La cuisine de votre grand-mère faisait probablement 8 mètres carrés. Peut-être moins. Et elle était fonctionnelle. Vous saviez où se trouvait chaque chose. Vous vous déplaciez machinalement. Tout rentrait. Rien n'était gaspillé.
Aujourd'hui, vous avez une cuisine de 20 ou 25 mètres carrés avec un îlot en quartz, un robinet design et un tiroir motorisé à ouverture automatique. Et impossible de trouver la passoire.
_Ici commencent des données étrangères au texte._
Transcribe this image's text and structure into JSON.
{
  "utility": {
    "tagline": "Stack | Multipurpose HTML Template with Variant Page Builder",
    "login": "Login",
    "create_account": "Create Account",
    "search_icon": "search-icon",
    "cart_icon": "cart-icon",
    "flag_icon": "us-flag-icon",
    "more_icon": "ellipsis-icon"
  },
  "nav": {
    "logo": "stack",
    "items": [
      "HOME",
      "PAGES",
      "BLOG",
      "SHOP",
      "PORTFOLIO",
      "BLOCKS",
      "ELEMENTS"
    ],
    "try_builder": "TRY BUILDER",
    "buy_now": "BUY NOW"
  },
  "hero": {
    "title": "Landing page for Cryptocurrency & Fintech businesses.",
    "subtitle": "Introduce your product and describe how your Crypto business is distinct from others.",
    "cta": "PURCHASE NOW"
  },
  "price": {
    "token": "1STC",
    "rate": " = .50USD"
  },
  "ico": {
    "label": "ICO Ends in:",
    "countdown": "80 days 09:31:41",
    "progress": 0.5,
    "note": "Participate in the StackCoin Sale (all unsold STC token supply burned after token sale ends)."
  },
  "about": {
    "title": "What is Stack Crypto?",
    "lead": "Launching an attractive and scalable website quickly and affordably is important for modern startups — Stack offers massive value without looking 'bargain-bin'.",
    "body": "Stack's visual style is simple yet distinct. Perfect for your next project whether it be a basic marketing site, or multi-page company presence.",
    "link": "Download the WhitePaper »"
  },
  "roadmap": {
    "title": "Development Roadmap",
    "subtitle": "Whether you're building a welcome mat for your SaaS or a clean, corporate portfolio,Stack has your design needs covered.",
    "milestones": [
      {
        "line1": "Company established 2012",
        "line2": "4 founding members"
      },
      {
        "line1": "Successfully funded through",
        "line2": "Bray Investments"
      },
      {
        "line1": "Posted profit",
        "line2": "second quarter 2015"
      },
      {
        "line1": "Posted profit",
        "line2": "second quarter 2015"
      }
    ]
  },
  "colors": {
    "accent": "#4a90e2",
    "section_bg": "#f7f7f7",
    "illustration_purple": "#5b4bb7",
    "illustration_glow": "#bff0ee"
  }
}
Le problème n'est pas la taille, mais la conception. Et la conception des cuisines a davantage évolué ces cinq dernières années qu'au cours des cinq décennies précédentes.
Pendant 80 ans, la norme était le triangle d'activité : la relation entre le réfrigérateur, l'évier et la cuisinière. Ce modèle a été créé dans les années 1940, à une époque où une seule personne cuisinait, où les tâches s'enchaînaient et où la cuisine était un espace clos et fonctionnel. Ce modèle a remarquablement bien fonctionné pour son temps. Mais il est aujourd'hui dépassé.
Aujourd'hui, la cuisine est le cœur de la maison. On y cuisine ensemble, en couple, avec les enfants, entre amis. Pendant que l'un coupe les légumes, un autre fouille dans le réfrigérateur, un autre prépare le café et un enfant fait ses devoirs sur l'îlot central. On y trouve un coin café, un four supplémentaire, un tiroir chauffant et un deuxième évier de préparation. La cuisine n'est plus un simple passage entre trois points, mais un espace où tout se déroule simultanément.
Le modèle qui remplace le triangle d'activité est appelé aménagement par zones d'activité. Au lieu d'organiser la cuisine autour de trois appareils, elle est organisée autour de fonctions : une zone de préparation avec son propre plan de travail, des couteaux et un accès rapide aux ingrédients ; une zone de cuisson avec la plaque de cuisson, le four, les ustensiles et les épices ; une zone de nettoyage avec l'évier principal, le lave-vaisselle, la poubelle et le bac de recyclage ; une zone de rangement avec un garde-manger, des produits secs et des conserves ; et des zones complémentaires pour le café, les boissons ou les en-cas.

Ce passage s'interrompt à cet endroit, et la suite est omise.